No momento em que estamos hoje, em 2025, o Brasil reúne um dos principais conjuntos regulatórios de políticas públicas para o avanço e o desenvolvimento da indústria audiovisual. O país é um grande protagonista mundial no consumo do audiovisual, e isso nos dá o direito e também a obrigação de ser protagonista na produção e criação de conteúdos nacionais. É com essa visão que a Gullane inicia uma nova visão do presente para o futuro. A empresa vê com muita alegria uma abertura internacional, especialmente do mercado americano, dos mercados de língua inglesa, para produções brasileiras e de outros países de língua não inglesa.
Por exemplo, a Coréia do Sul com o “Parasita”, o “Ainda Estou Aqui” do Brasil, e tantos outros, estão chegando com mais facilidade ao mercado americano e principais europeus, conquistando mais audiências internacionais. Hoje em dia, o mercado internacional é essencial na formação das receitas dos projetos dos estúdios americanos. E isso quase os obriga a olhar para a produção local de um de uma forma mais concreta, pensando em projetos que também possam funcionar mundialmente e que não sejam só originados nos Estados Unidos. Como já vimos acontecer nas plataformas de streaming.

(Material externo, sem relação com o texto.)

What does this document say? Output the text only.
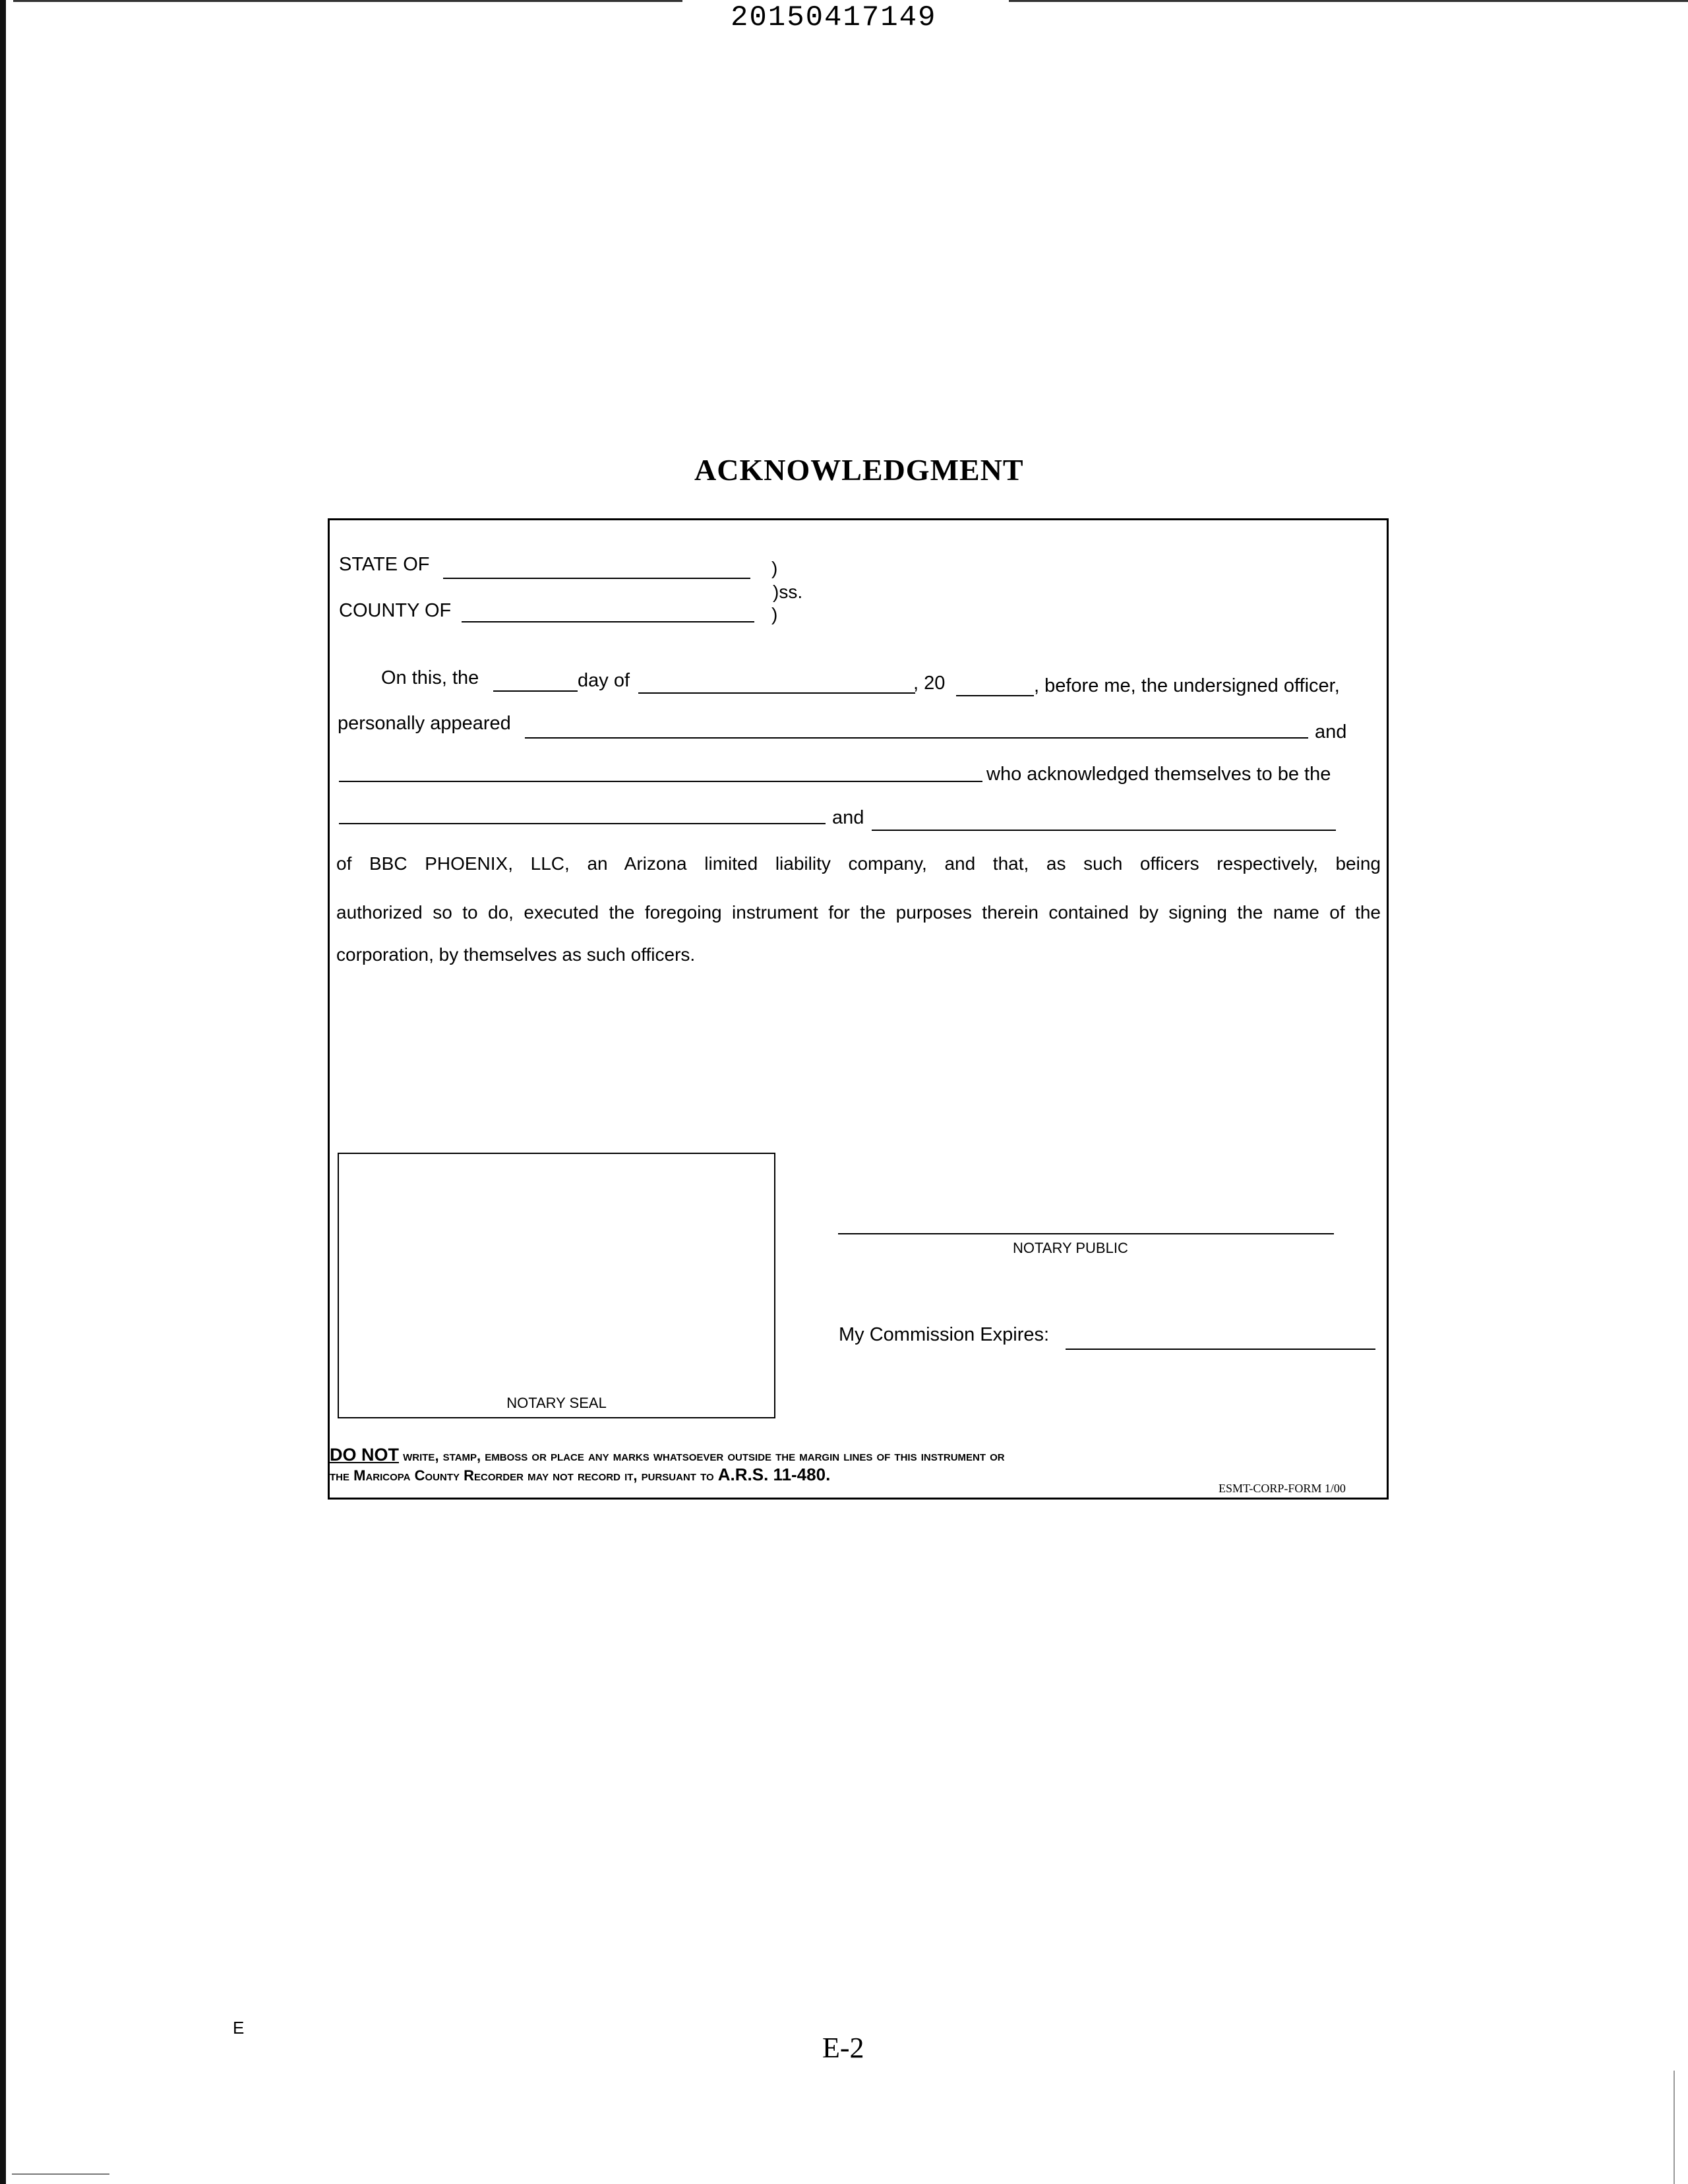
20150417149
ACKNOWLEDGMENT
STATE OF	)
)ss.
)
COUNTY OF
On this, the	day of	, 20	, before me, the undersigned officer,
personally appeared	and
who acknowledged themselves to be the
and
of BBC PHOENIX, LLC, an Arizona limited liability company, and that, as such officers respectively, being
authorized so to do, executed the foregoing instrument for the purposes therein contained by signing the name of the
corporation, by themselves as such officers.
NOTARY SEAL
NOTARY PUBLIC
My Commission Expires:
DO NOT write, stamp, emboss or place any marks whatsoever outside the margin lines of this instrument or
the Maricopa County Recorder may not record it, pursuant to A.R.S. 11-480.
ESMT-CORP-FORM 1/00
E
E-2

As plataformas alteraram muito a dinâmica do mercado audiovisual. Elas têm um papel fundamental no impulsionamento da criação e produção de conteúdos audiovisuais, especialmente séries, mas também no universo de longas metragens, no universo do cinema. E essas plataformas, com ou sem regulação, em diferentes países, têm realmente investido na relação com os mercados locais, com as produtoras e os talentos locais.
3 - Como o crescimento das plataformas de streaming impactou a Gullane e como a produtora pode continuar liderando essa nova fase da indústria?
As plataformas de streaming chegaram com muita força, e com uma capacidade importante de investimento e interesse nos públicos no Brasil e em muitos outros países. A indústria, sem dúvida, está se reorganizando com essa consolidação, e a Gullane está muito orgulhosa em ser linha de frente nesse caminho na América Latina.
A Gullane, desde o início, definiu em sua missão seu propósito para ser muito plural nos seus conteúdos, e de inovar na sua linha editorial. O que realmente nos conecta aos projetos é a qualidade do projeto, é o mergulho que aquele realizador ou realizadora faz naquele tema e história, é a emoção que aquele projeto causa. A Gullane não é fechada a nenhum gênero, a nenhum tipo de projeto, diversas narrativas de diversos gêneros, de diversos tipos de dramaturgia são bem-vindas. Nesse sentido, essa pluralidade ajudou muito a organização a se preparar para a chegada das plataformas no mercado audiovisual brasileiro e mundial.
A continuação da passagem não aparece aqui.